I stopped answering my phone when my friends from home called, I deleted my facebook. I spent more time alone in my room and stopped going to parties. Even when I think back to my first semester of sophomore year, I don’t remember much. My brain actually blacked out memories (without the blackout level of alcohol usually consumed to require that phenomenon). Now, these are very obvious signs. But then, then I didn’t realize anything was that different.
Depression often has a slow creep for me. I’ll feel fine, great even, and then every once in a while feel not-so great. And then more days will feel crummy, I’ll have more trouble sleeping, I’ll begin to struggle with my to-do list, I’ll doubt myself. And then, a back-breaking-straw will land on the camel and BAM I will realize my depression is back.
At 22, after graduating from college, I was depressed. I didn’t know it. I just couldn’t shake my anxiety, and my sadness, but I also couldn’t acknowledge that I was depressed. Finally, a friend of mine told me she was worried about me. Turns out, calling your friend at 10 PM every other night, sobbing uncontrollably, is a big sign. And thankfully, she said something to me. So, I took her caution, talked to my mother, started working out and eating healthier, and tried to make some choices and changes in my life. Because, in my mind, my depression was from feeling lonely, living far away from friends, and being unhappy in my temporary job.
I moved to New York City, my dream, with an okay job, and lived close to friends again. But I didn’t get happier. I still struggled sleeping, I cried a lot. I continued to work out, I made new friends, I had moments of great joy and happiness. But I was still depressed. Finally, after a year in New York, and a year hating my job, I called my doctor’s office for advice on anxiety. She referred me to a specialist, and at 24 my mental health life began to change for the better.
I won’t take you through the whole play-by-play, but I saw my therapist, a Licensed Mental Health Counselor specializing in anxiety and cognitive behavior therapy, for 18 months. Then I moved to California for grad school, and we said our goodbyes. I still miss talking to him every week, and I’m feeling like I’m in a good place. But talking to him once a week was a little slice of self-care pie, because I could get things off my chest and have help better understanding and thinking through the things that were weighing me down.
Now, I’m 28, and living in Los Angeles. I’m happy, for the most part. I love LA, I love living on my own in my apartment, I love that I am finally chasing my dream to be a writer and am actively pursuing jobs and working on my career.
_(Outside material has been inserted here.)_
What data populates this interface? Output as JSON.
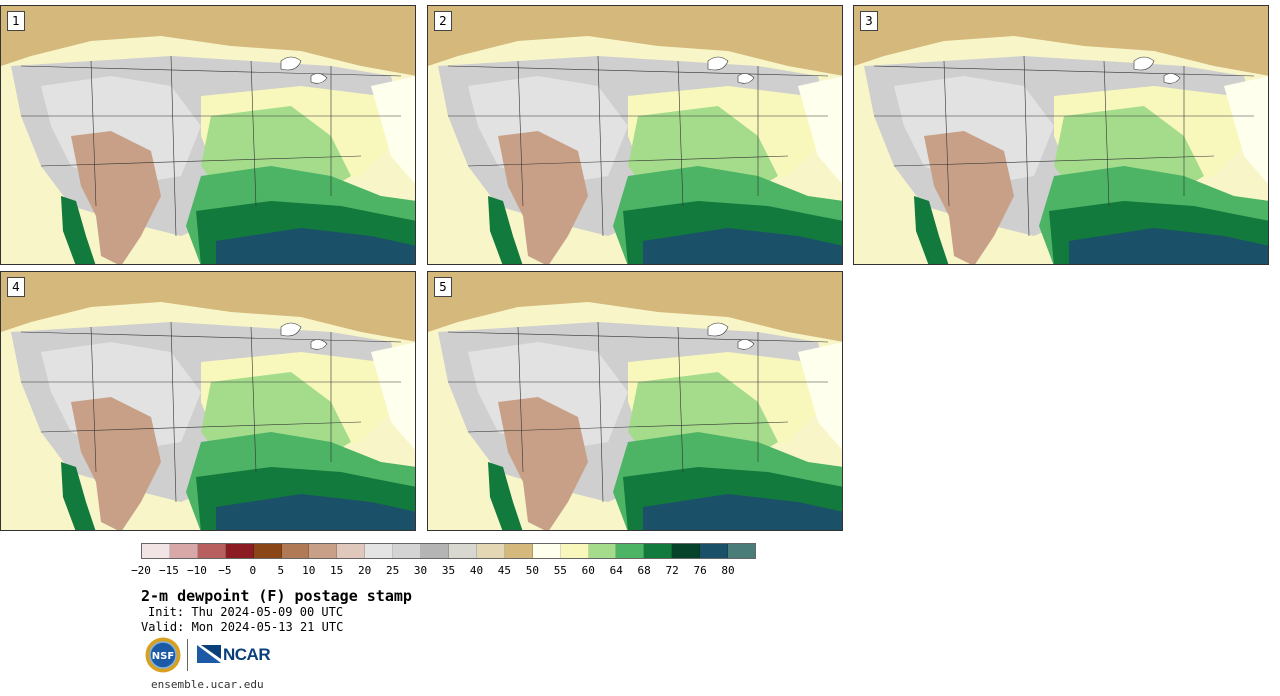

But, as I mentioned in the first paragraph of this piece, I’ve hit a low. I am scared that I’ll never become financially stable, that I’ll be scraping by and scrambling for jobs forever. Rejection still hits me hard, and I’ve realized that every “no” I get from someone brings up EVERY no I’ve ever had, and I go through all the rejection all at once. This time, though, I see it. I am seeing the pain points in the moments I feel them.
I’ve learned to be gentle with myself, though it is a constant process of care. I’ve learned to ask for help, to acknowledge that I’m in pain, that I’m struggling, that I need help. I’m working with my insurance company to find the right therapist for me so I can afford to talk to someone with my fixed income and budget.
I’m talking to my friends openly about my feelings, and I’m acknowledging the hard parts while still taking time to celebrate the good moments, no matter how small. I’m learning that having one bad day or four bad days can still be involved or mixed in with really good days. I’m learning to unstick myself (because some days I just can’t seem to leave my apartment, and that’s ok) and keep moving. I’m learning to really love myself, all my parts, and ask other people to love them, too. I’m learning, I’m moving, I’m growing. Twenty-eight is SO much better than twenty-two.